12 Şubat 2012 Pazar

"Büyük Resim"


Benim bulanık ve "büyük resimde” gözüme çarpanlardan bazıları şunlar:

•    Sözde demokratik iktidarların 50 yılı aşkın bir süredir, padişahların dahi yapmadıkları  keyfî icraatlarının izleri
•    Daima “ayrılmamak” üzere manipüle edildiği için birbirini denetleme görevlerini ifa edemeyen "kuvvetler"
•    Son otuz yıldır doğuda ve batıda; dağda ve ovada hiç durmadan ocak söndüren terör -ki onun başı, 1999 yılı itibarıyla devletin hapishanesinde tutulmaktadır.
•    2001-2004 arasında susan terör 2004’te tekrar can almaya başlamıştır.
•    2004’te DGM’ler kapatılıp; hemen aynı çerçevede Özel Yetkili Mahkemeler kurulmuştur.
•    2007 itibarıyla terörün başının sorumluluğu İstihbarat’a verilmiştir.
•    2008’de derin devleti temsil eden Ergenekon örgütüne ilişkin tutuklamalar başlatılmıştır.
•    Ergenekon yargısına Özel Yetkili Mahkemeler bakmaktadır.
•    2007’den itibaren MİT terör örgütüyle müzakereye başlamıştır.
•    Müzakereler paralelinde geçen zamanda terör azalmamış bilakis artmıştır.
•    2010 itibarıyla, terör örgütünün şehir yapılanması (KCK) dedikleri yeni bir oluşumun adı duyulmaya başlamıştır.
•    2011 seçimleri öncesinde memleketin en popüler dinî cemaatinin sözcüsü sayılacak şahsiyet, bizzat şehir şehir gezip iktidar partisi için propaganda yaptığını deklare etmiştir.
•    Seçim öncesinde kısa süreli susan terör faaliyetleri, seçimden sonra tekrar can almaya devam etmiştir.
•    Başbakan iki ay içinde 150 şehit verilmesi üzerine müzakere döneminin noktalandığını ortaya koyuştur.
•    Paralel olarak doğuda ve batıdaki şehirlerde KCK tutuklamaları başlatılmıştır.
•    Devlet kurumlarında ve özellikle emniyet teşkilatında cemaat mensuplarının AKP iktidarı döneminde hızla kadrolaştığı söylentisinden, küçük çocuklar bile haberdardır.
•    2011 yılının son günlerinde Uludere’de 36 yurttaşın bombalanarak öldürülmesinde MİT’in yanlış istihbarat verdiği suçlaması yapılmış; hatta isimler bile zikredilmiştir. İktidar bunu şiddetle reddetmiş ancak olayın failleri bulunamamıştır.
•   Halihazırda yaşadığımız 2012 Ocak ayının ortalarına doğru, seçim öncesinde varlığı dillendirilen MİT’in terör örgütüyle Norveç’te yaptığı müzakerelerin 5.sinin ses kayıtları beraberinde bazı yazılı belgeler de basına sızdırılmıştır.
•    İki gün kadar sonra MİT müsteşarı ve son müzakerede bulunan diğer isimler için Özel Yetkili Mahkeme Savcısınca sorgulama talebinde bulunulduğu açıklanmıştır.

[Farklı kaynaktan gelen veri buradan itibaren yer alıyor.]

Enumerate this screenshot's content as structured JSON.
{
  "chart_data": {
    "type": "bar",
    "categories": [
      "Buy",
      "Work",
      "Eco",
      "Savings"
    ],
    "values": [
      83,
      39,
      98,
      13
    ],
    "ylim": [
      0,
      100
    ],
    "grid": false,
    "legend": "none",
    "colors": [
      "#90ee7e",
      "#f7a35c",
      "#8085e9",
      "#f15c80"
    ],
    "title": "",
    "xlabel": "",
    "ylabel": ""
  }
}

Ancak başsavcı kendisinin bundan haberdar olmadığını söylemiştir.
•    Ertesi gün sorgulama talep eden savcı ve bir diğeri devletçe görevden alındı. Aynı gün hızla MİT müsteşarının Başbakanın izni olmadan sorgulanamayacağına dair bir kanun tasarısı hazırlanmıştır.
•    Bir sonraki gün Başsavcı, görevden alınan savcının yetkisini aştığını ve kendisinden bilgi sakladığını belirterek görevden alınma doğrudur, demiştir. Ancak hemen bir gün sonrasında, Başsavcıvekili MİT sorgulaması talep eden savcıyı sahiplenerek sorguya çağırılan MİT mensuplarının görevlerini kötüye kullandıkları şüphesi bulunduğu için savcının görevini yaptığını söyledi.
•    Tüm bu olanlarla ilgili olarak basında yer alan inanılmaz zenginlikteki(!) spekülasyonlardan bazıları şunlardır: MİT Müsteşarı aracılığıyla Başbakan'a ve iktidara darbe girişimi; İktidar-cemaat çekişmesi; terörün demokratik yollarla bitirilmesini istemeyenlerin işi; dış güçlerin oyunu vs. vs.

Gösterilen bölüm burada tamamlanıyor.